Extending resource monotones as Kan extensions

Whats in these talks? Introduction to resource theories, introduction to Kan extensions, computing Kan extensions, partitioned categories (pCats), pCat functors, application of Kan extensions to extending monotones


This talk was presented at the 5th International Conference in Applied Category Theory 2022 based on this paper. A video recording of the talk can be found here

ACT2022_slides_8817.pdf

Abstract: In physics, a resource theory is used to model physical systems for which certain transformations are considered to be "free of cost". For example, on a hot summer day, cooling down the water requires energy (used by a refrigerator), hence is not free. However, a glass of chilled water warming up to room temperature is a free transformation. Resources are states of such a system. Monotones assigns a real number to each resource based on their value or utility. A problem in physics is that, can monotones on one resource theory be extended to another in case the two theories are related.

Gour and Tomamichel studied the problem of extending monotones using set-theoretical framework when a resource theory embeds fully and faithfully into the larger theory. One can generalize the problem of computing monotone extensions to scenarios when there exists a functorial transformation of one resource theory to another instead of just a full and faithful inclusion. In this talk, I show that (point-wise) Kan extensions provide a precise categorical framework to describe and compute such extensions of monotones. 

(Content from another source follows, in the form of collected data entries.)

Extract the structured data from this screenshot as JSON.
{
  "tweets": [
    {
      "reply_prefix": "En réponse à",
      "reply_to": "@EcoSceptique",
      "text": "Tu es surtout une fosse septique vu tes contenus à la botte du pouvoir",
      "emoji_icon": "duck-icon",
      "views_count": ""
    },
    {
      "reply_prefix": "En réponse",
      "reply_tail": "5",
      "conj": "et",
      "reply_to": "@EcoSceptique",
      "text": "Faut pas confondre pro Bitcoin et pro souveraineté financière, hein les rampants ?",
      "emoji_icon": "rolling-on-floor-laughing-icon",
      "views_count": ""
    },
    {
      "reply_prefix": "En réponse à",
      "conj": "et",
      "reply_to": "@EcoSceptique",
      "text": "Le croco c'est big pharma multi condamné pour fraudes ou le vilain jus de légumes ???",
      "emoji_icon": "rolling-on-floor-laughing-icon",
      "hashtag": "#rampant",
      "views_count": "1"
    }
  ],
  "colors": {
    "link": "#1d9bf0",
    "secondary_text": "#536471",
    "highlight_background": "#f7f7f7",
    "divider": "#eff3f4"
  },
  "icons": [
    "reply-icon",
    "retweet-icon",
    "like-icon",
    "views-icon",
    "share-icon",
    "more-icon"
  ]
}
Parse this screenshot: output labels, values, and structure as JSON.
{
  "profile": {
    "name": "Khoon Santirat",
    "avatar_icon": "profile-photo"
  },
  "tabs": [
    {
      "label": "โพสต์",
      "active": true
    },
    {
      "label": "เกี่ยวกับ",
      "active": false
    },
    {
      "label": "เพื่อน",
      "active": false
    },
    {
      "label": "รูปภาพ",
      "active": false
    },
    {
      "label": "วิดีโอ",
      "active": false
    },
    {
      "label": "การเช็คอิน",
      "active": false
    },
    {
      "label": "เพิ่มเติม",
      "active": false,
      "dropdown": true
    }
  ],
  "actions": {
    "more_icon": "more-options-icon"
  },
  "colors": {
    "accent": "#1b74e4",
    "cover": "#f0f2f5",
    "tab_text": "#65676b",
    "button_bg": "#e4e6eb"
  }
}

To set up monotone extensions using Kan extensions, we introduce partitioned categories (pCat) as a framework for resource theories and pCat functors to formalize relationship between resource theories. We describe monotones as pCat functors into ([0,∞],≤), and describe extending monotones along any pCat functor using Kan extensions. We show how our framework works by applying it to extend entanglement monotones for bipartite pure states to bipartite mixed states, to extend classical divergences to the quantum setting, and to extend a non-uniformity monotone from classical probabilistic theory to quantum theory.